El gesto de sorpresa del
doctor solo podía compararse con el desconcierto de María, abochornada no sabía
cómo excusarse asegurándole que se trataba de un tic involuntario. Todavía
avergonzada paró un taxi para volver cuanto antes a su casa, frente al portal,
mientras pagaba repitió el ademán mecánicamente. El chofer incapaz de rechazar
la proposición de ninguna mujer guapa, aparcó el vehículo con maestría decidido
a seguirla a donde fuera, mientras ella salía precipitadamente buscando refugio
en la portería.
Al borde de un ataque de
nervios cogió el ascensor dispuesta a enclaustrarse para siempre en su piso, no
sin antes dedicarle al vecino de enfrente convulsivas caídas de ojos,
acompañadas de la equivoca insinuación. Complacido le devolvió el gesto,
lanzándole un beso desde la punta de los dedos, convencido de que era
irresistible.
A partir de entonces ya
podía ser verano o invierno, pleno día o media noche, ella nunca se desprendía
de las sofisticadas gafas oscuras que escondían unos ojazos negros que guiñaba
descontroladamente.
Desesperada, buscando una
solución a su “terrible tragedia”, acudió a la consulta del mejor neurólogo de
la ciudad.
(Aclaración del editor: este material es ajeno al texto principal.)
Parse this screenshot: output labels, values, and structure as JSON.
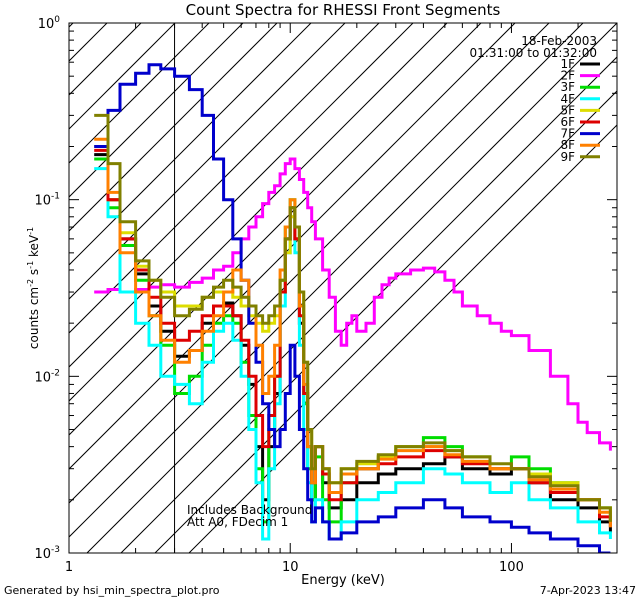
{
  "chart_data": {
    "type": "line",
    "title": "Count Spectra for RHESSI Front Segments",
    "xlabel": "Energy (keV)",
    "ylabel_parts": [
      "counts cm",
      "-2",
      " s",
      "-1",
      " keV",
      "-1"
    ],
    "xscale": "log",
    "yscale": "log",
    "xlim": [
      1,
      300
    ],
    "ylim": [
      0.001,
      1
    ],
    "x_ticks": [
      {
        "value": 1,
        "label": "1"
      },
      {
        "value": 10,
        "label": "10"
      },
      {
        "value": 100,
        "label": "100"
      }
    ],
    "y_ticks": [
      {
        "value": 1,
        "base": "10",
        "exp": "0"
      },
      {
        "value": 0.1,
        "base": "10",
        "exp": "-1"
      },
      {
        "value": 0.01,
        "base": "10",
        "exp": "-2"
      },
      {
        "value": 0.001,
        "base": "10",
        "exp": "-3"
      }
    ],
    "header_text": {
      "date": "18-Feb-2003",
      "time_range": "01:31:00 to 01:32:00"
    },
    "annotations": [
      "Includes Background",
      "Att A0, FDecim 1"
    ],
    "hatched_region": {
      "x_from": 1,
      "x_to": 3
    },
    "legend_position": "top-right",
    "series": [
      {
        "name": "1F",
        "color": "#000000",
        "x": [
          1.3,
          1.5,
          1.7,
          2,
          2.3,
          2.6,
          3,
          3.5,
          4,
          4.5,
          5,
          5.5,
          6,
          6.5,
          7,
          7.5,
          8,
          8.5,
          9,
          9.5,
          10,
          10.5,
          11,
          11.5,
          12,
          12.5,
          13,
          14,
          15,
          17,
          20,
          25,
          30,
          40,
          50,
          60,
          80,
          100,
          120,
          150,
          200,
          250,
          280
        ],
        "y": [
          0.18,
          0.1,
          0.06,
          0.038,
          0.025,
          0.018,
          0.013,
          0.014,
          0.02,
          0.025,
          0.026,
          0.022,
          0.015,
          0.009,
          0.004,
          0.002,
          0.004,
          0.008,
          0.03,
          0.06,
          0.09,
          0.06,
          0.02,
          0.008,
          0.004,
          0.002,
          0.004,
          0.0025,
          0.0018,
          0.002,
          0.0025,
          0.0028,
          0.003,
          0.0032,
          0.0035,
          0.003,
          0.0028,
          0.003,
          0.0025,
          0.002,
          0.0018,
          0.0015,
          0.0013
        ]
      },
      {
        "name": "2F",
        "color": "#ff00ff",
        "x": [
          1.3,
          1.5,
          1.7,
          2,
          2.3,
          2.6,
          3,
          3.5,
          4,
          4.5,
          5,
          5.5,
          6,
          6.5,
          7,
          7.5,
          8,
          8.5,
          9,
          9.5,
          10,
          10.5,
          11,
          11.5,
          12,
          12.5,
          13,
          14,
          15,
          16,
          17,
          18,
          19,
          20,
          22,
          24,
          26,
          28,
          30,
          35,
          40,
          45,
          50,
          55,
          60,
          70,
          80,
          90,
          100,
          120,
          150,
          180,
          200,
          220,
          250,
          280
        ],
        "y": [
          0.03,
          0.031,
          0.03,
          0.031,
          0.032,
          0.033,
          0.032,
          0.034,
          0.036,
          0.04,
          0.042,
          0.05,
          0.06,
          0.07,
          0.08,
          0.095,
          0.11,
          0.12,
          0.14,
          0.16,
          0.17,
          0.15,
          0.13,
          0.11,
          0.09,
          0.075,
          0.06,
          0.04,
          0.028,
          0.018,
          0.015,
          0.02,
          0.022,
          0.018,
          0.02,
          0.028,
          0.033,
          0.036,
          0.038,
          0.04,
          0.041,
          0.039,
          0.035,
          0.03,
          0.025,
          0.022,
          0.02,
          0.018,
          0.017,
          0.014,
          0.01,
          0.007,
          0.0055,
          0.0048,
          0.0042,
          0.0038
        ]
      },
      {
        "name": "3F",
        "color": "#00dd00",
        "x": [
          1.3,
          1.5,
          1.7,
          2,
          2.3,
          2.6,
          3,
          3.5,
          4,
          4.5,
          5,
          5.5,
          6,
          6.5,
          7,
          7.5,
          8,
          8.5,
          9,
          9.5,
          10,
          10.5,
          11,
          11.5,
          12,
          12.5,
          13,
          14,
          15,
          17,
          20,
          25,
          30,
          40,
          50,
          60,
          80,
          100,
          120,
          150,
          200,
          250,
          280
        ],
        "y": [
          0.17,
          0.09,
          0.055,
          0.035,
          0.022,
          0.015,
          0.008,
          0.01,
          0.015,
          0.02,
          0.022,
          0.02,
          0.012,
          0.006,
          0.003,
          0.0015,
          0.005,
          0.01,
          0.035,
          0.07,
          0.1,
          0.07,
          0.025,
          0.007,
          0.003,
          0.002,
          0.0035,
          0.002,
          0.0015,
          0.0025,
          0.003,
          0.0035,
          0.004,
          0.0045,
          0.004,
          0.0035,
          0.003,
          0.0035,
          0.003,
          0.0025,
          0.002,
          0.0018,
          0.0015
        ]
      },
      {
        "name": "4F",
        "color": "#00ffff",
        "x": [
          1.3,
          1.5,
          1.7,
          2,
          2.3,
          2.6,
          3,
          3.5,
          4,
          4.5,
          5,
          5.5,
          6,
          6.5,
          7,
          7.5,
          8,
          8.5,
          9,
          9.5,
          10,
          10.5,
          11,
          11.5,
          12,
          12.5,
          13,
          14,
          15,
          17,
          20,
          25,
          30,
          40,
          50,
          60,
          80,
          100,
          120,
          150,
          200,
          250,
          280
        ],
        "y": [
          0.15,
          0.08,
          0.03,
          0.02,
          0.015,
          0.01,
          0.009,
          0.007,
          0.012,
          0.018,
          0.02,
          0.016,
          0.01,
          0.005,
          0.0025,
          0.0012,
          0.003,
          0.007,
          0.025,
          0.05,
          0.08,
          0.05,
          0.015,
          0.005,
          0.0025,
          0.0015,
          0.002,
          0.0015,
          0.0012,
          0.0015,
          0.002,
          0.0022,
          0.0025,
          0.003,
          0.0028,
          0.0025,
          0.0022,
          0.0025,
          0.002,
          0.0018,
          0.0015,
          0.0013,
          0.0012
        ]
      },
      {
        "name": "5F",
        "color": "#dddd00",
        "x": [
          1.3,
          1.5,
          1.7,
          2,
          2.3,
          2.6,
          3,
          3.5,
          4,
          4.5,
          5,
          5.5,
          6,
          6.5,
          7,
          7.5,
          8,
          8.5,
          9,
          9.5,
          10,
          10.5,
          11,
          11.5,
          12,
          12.5,
          13,
          14,
          15,
          17,
          20,
          25,
          30,
          40,
          50,
          60,
          80,
          100,
          120,
          150,
          200,
          250,
          280
        ],
        "y": [
          0.2,
          0.1,
          0.065,
          0.042,
          0.035,
          0.03,
          0.025,
          0.025,
          0.028,
          0.03,
          0.03,
          0.028,
          0.025,
          0.022,
          0.02,
          0.018,
          0.02,
          0.022,
          0.03,
          0.05,
          0.08,
          0.06,
          0.03,
          0.012,
          0.005,
          0.003,
          0.004,
          0.003,
          0.0025,
          0.003,
          0.0032,
          0.0035,
          0.004,
          0.004,
          0.0038,
          0.0035,
          0.003,
          0.003,
          0.0028,
          0.0025,
          0.002,
          0.0018,
          0.0015
        ]
      },
      {
        "name": "6F",
        "color": "#dd0000",
        "x": [
          1.3,
          1.5,
          1.7,
          2,
          2.3,
          2.6,
          3,
          3.5,
          4,
          4.5,
          5,
          5.5,
          6,
          6.5,
          7,
          7.5,
          8,
          8.5,
          9,
          9.5,
          10,
          10.5,
          11,
          11.5,
          12,
          12.5,
          13,
          14,
          15,
          17,
          20,
          25,
          30,
          40,
          50,
          60,
          80,
          100,
          120,
          150,
          200,
          250,
          280
        ],
        "y": [
          0.19,
          0.1,
          0.06,
          0.04,
          0.028,
          0.02,
          0.016,
          0.018,
          0.022,
          0.025,
          0.025,
          0.022,
          0.016,
          0.01,
          0.006,
          0.004,
          0.006,
          0.01,
          0.03,
          0.06,
          0.09,
          0.06,
          0.022,
          0.008,
          0.004,
          0.0025,
          0.004,
          0.0028,
          0.002,
          0.0025,
          0.003,
          0.0032,
          0.0035,
          0.0038,
          0.0035,
          0.0032,
          0.003,
          0.003,
          0.0025,
          0.0022,
          0.002,
          0.0016,
          0.0014
        ]
      },
      {
        "name": "7F",
        "color": "#0000cc",
        "x": [
          1.3,
          1.5,
          1.7,
          2,
          2.3,
          2.6,
          3,
          3.5,
          4,
          4.5,
          5,
          5.5,
          6,
          6.5,
          7,
          7.5,
          8,
          8.5,
          9,
          9.5,
          10,
          10.5,
          11,
          11.5,
          12,
          12.5,
          13,
          14,
          15,
          17,
          20,
          25,
          30,
          40,
          50,
          60,
          80,
          100,
          120,
          150,
          200,
          250,
          280
        ],
        "y": [
          0.2,
          0.32,
          0.45,
          0.52,
          0.58,
          0.55,
          0.5,
          0.42,
          0.3,
          0.17,
          0.1,
          0.06,
          0.035,
          0.02,
          0.012,
          0.007,
          0.005,
          0.004,
          0.005,
          0.008,
          0.015,
          0.01,
          0.005,
          0.003,
          0.002,
          0.0015,
          0.0018,
          0.0015,
          0.0012,
          0.0013,
          0.0015,
          0.0016,
          0.0018,
          0.002,
          0.0018,
          0.0016,
          0.0015,
          0.0014,
          0.0013,
          0.0012,
          0.0011,
          0.001,
          0.001
        ]
      },
      {
        "name": "8F",
        "color": "#ff8000",
        "x": [
          1.3,
          1.5,
          1.7,
          2,
          2.3,
          2.6,
          3,
          3.5,
          4,
          4.5,
          5,
          5.5,
          6,
          6.5,
          7,
          7.5,
          8,
          8.5,
          9,
          9.5,
          10,
          10.5,
          11,
          11.5,
          12,
          12.5,
          13,
          14,
          15,
          17,
          20,
          25,
          30,
          40,
          50,
          60,
          80,
          100,
          120,
          150,
          200,
          250,
          280
        ],
        "y": [
          0.22,
          0.11,
          0.05,
          0.03,
          0.022,
          0.016,
          0.012,
          0.014,
          0.018,
          0.022,
          0.03,
          0.04,
          0.035,
          0.025,
          0.015,
          0.008,
          0.01,
          0.015,
          0.04,
          0.07,
          0.1,
          0.07,
          0.025,
          0.009,
          0.004,
          0.0025,
          0.004,
          0.003,
          0.0022,
          0.0028,
          0.003,
          0.0034,
          0.0038,
          0.004,
          0.0036,
          0.0033,
          0.003,
          0.003,
          0.0026,
          0.0023,
          0.002,
          0.0017,
          0.0014
        ]
      },
      {
        "name": "9F",
        "color": "#808000",
        "x": [
          1.3,
          1.5,
          1.7,
          2,
          2.3,
          2.6,
          3,
          3.5,
          4,
          4.5,
          5,
          5.5,
          6,
          6.5,
          7,
          7.5,
          8,
          8.5,
          9,
          9.5,
          10,
          10.5,
          11,
          11.5,
          12,
          12.5,
          13,
          14,
          15,
          17,
          20,
          25,
          30,
          40,
          50,
          60,
          80,
          100,
          120,
          150,
          200,
          250,
          280
        ],
        "y": [
          0.3,
          0.16,
          0.075,
          0.045,
          0.035,
          0.028,
          0.022,
          0.024,
          0.028,
          0.032,
          0.035,
          0.032,
          0.028,
          0.025,
          0.022,
          0.02,
          0.022,
          0.025,
          0.035,
          0.06,
          0.09,
          0.07,
          0.03,
          0.012,
          0.005,
          0.003,
          0.004,
          0.003,
          0.0025,
          0.003,
          0.0033,
          0.0036,
          0.004,
          0.0042,
          0.0038,
          0.0035,
          0.0032,
          0.003,
          0.0027,
          0.0024,
          0.002,
          0.0018,
          0.0015
        ]
      }
    ]
  },
  "footer": {
    "generated_by": "Generated by hsi_min_spectra_plot.pro",
    "date": "7-Apr-2023 13:47"
  }
}
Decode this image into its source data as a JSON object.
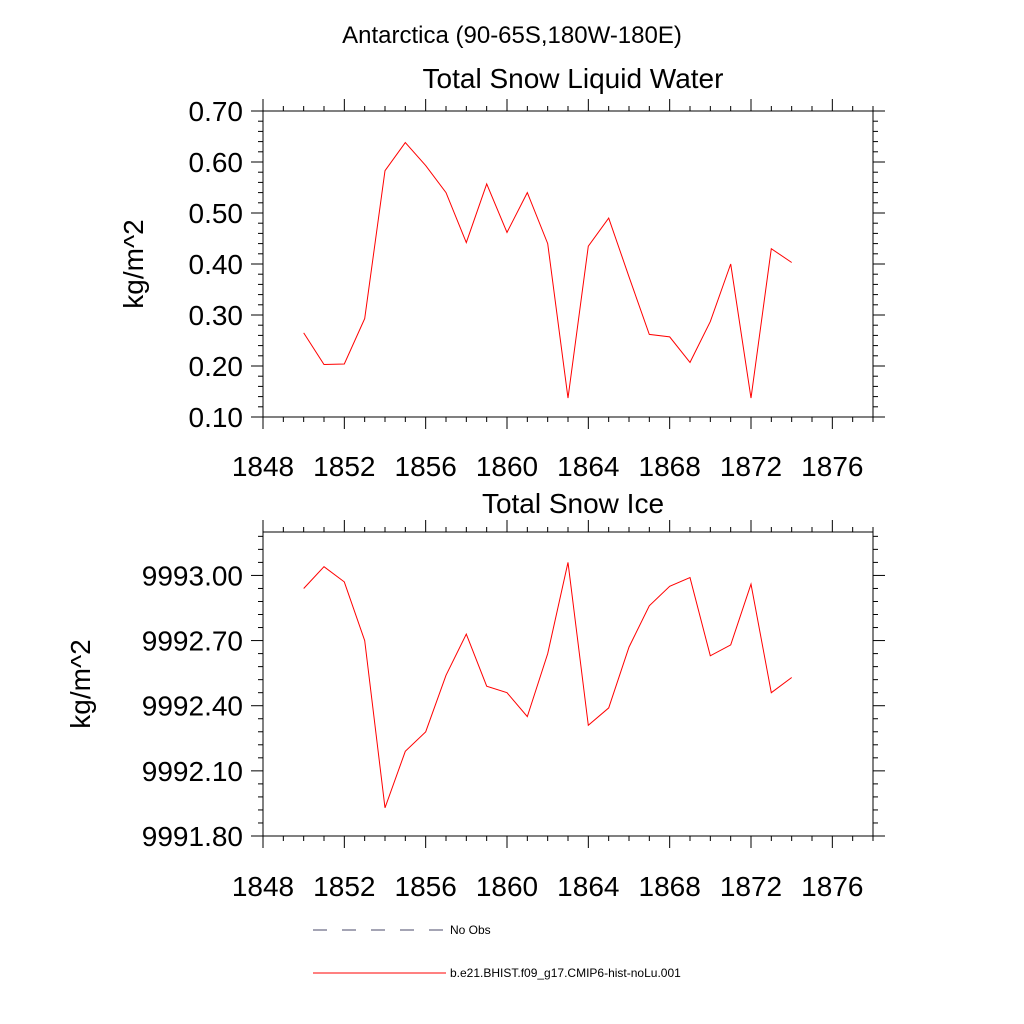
{
  "figure": {
    "supertitle": "Antarctica (90-65S,180W-180E)"
  },
  "legend": [
    {
      "label": "No Obs",
      "color": "#4a4a6a",
      "dash": true
    },
    {
      "label": "b.e21.BHIST.f09_g17.CMIP6-hist-noLu.001",
      "color": "#ff0000",
      "dash": false
    }
  ],
  "chart_data": [
    {
      "type": "line",
      "title": "Total Snow Liquid Water",
      "xlabel": "",
      "ylabel": "kg/m^2",
      "xlim": [
        1848,
        1878
      ],
      "ylim": [
        0.1,
        0.7
      ],
      "xticks": [
        1848,
        1852,
        1856,
        1860,
        1864,
        1868,
        1872,
        1876
      ],
      "yticks": [
        "0.10",
        "0.20",
        "0.30",
        "0.40",
        "0.50",
        "0.60",
        "0.70"
      ],
      "grid": false,
      "series": [
        {
          "name": "b.e21.BHIST.f09_g17.CMIP6-hist-noLu.001",
          "color": "#ff0000",
          "x": [
            1850,
            1851,
            1852,
            1853,
            1854,
            1855,
            1856,
            1857,
            1858,
            1859,
            1860,
            1861,
            1862,
            1863,
            1864,
            1865,
            1866,
            1867,
            1868,
            1869,
            1870,
            1871,
            1872,
            1873,
            1874
          ],
          "y": [
            0.265,
            0.203,
            0.204,
            0.293,
            0.583,
            0.638,
            0.593,
            0.54,
            0.442,
            0.557,
            0.462,
            0.54,
            0.44,
            0.137,
            0.435,
            0.49,
            0.375,
            0.262,
            0.257,
            0.207,
            0.287,
            0.4,
            0.137,
            0.43,
            0.403
          ]
        }
      ]
    },
    {
      "type": "line",
      "title": "Total Snow Ice",
      "xlabel": "",
      "ylabel": "kg/m^2",
      "xlim": [
        1848,
        1878
      ],
      "ylim": [
        9991.8,
        9993.2
      ],
      "xticks": [
        1848,
        1852,
        1856,
        1860,
        1864,
        1868,
        1872,
        1876
      ],
      "yticks": [
        "9991.80",
        "9992.10",
        "9992.40",
        "9992.70",
        "9993.00"
      ],
      "grid": false,
      "series": [
        {
          "name": "b.e21.BHIST.f09_g17.CMIP6-hist-noLu.001",
          "color": "#ff0000",
          "x": [
            1850,
            1851,
            1852,
            1853,
            1854,
            1855,
            1856,
            1857,
            1858,
            1859,
            1860,
            1861,
            1862,
            1863,
            1864,
            1865,
            1866,
            1867,
            1868,
            1869,
            1870,
            1871,
            1872,
            1873,
            1874
          ],
          "y": [
            9992.94,
            9993.04,
            9992.97,
            9992.7,
            9991.93,
            9992.19,
            9992.28,
            9992.54,
            9992.73,
            9992.49,
            9992.46,
            9992.35,
            9992.64,
            9993.06,
            9992.31,
            9992.39,
            9992.67,
            9992.86,
            9992.95,
            9992.99,
            9992.63,
            9992.68,
            9992.96,
            9992.46,
            9992.53
          ]
        }
      ]
    }
  ]
}
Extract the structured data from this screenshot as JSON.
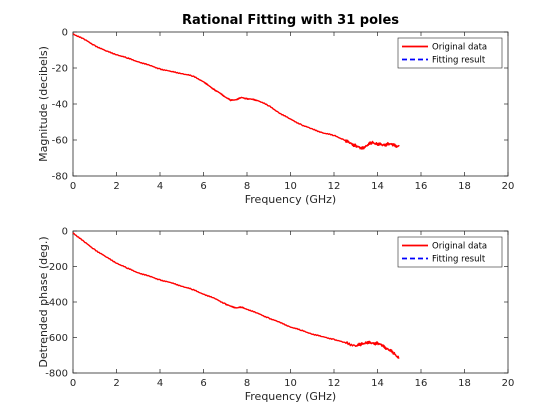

Después de escucharla atentamente se quitó los lentes oscuros y
guiñándole el ojo le aseguró que el único remedio para curar el tic era
tomárselo a risa. María siguiendo el consejo se sacó las gafas fijando sus
pupilas en las del doctor, tras varios segundos dedicándose mutuos parpadeos
estallaron los dos en una carcajada larga y sonora, habían encontrado el
antídoto perfecto para curar cualquier complejo.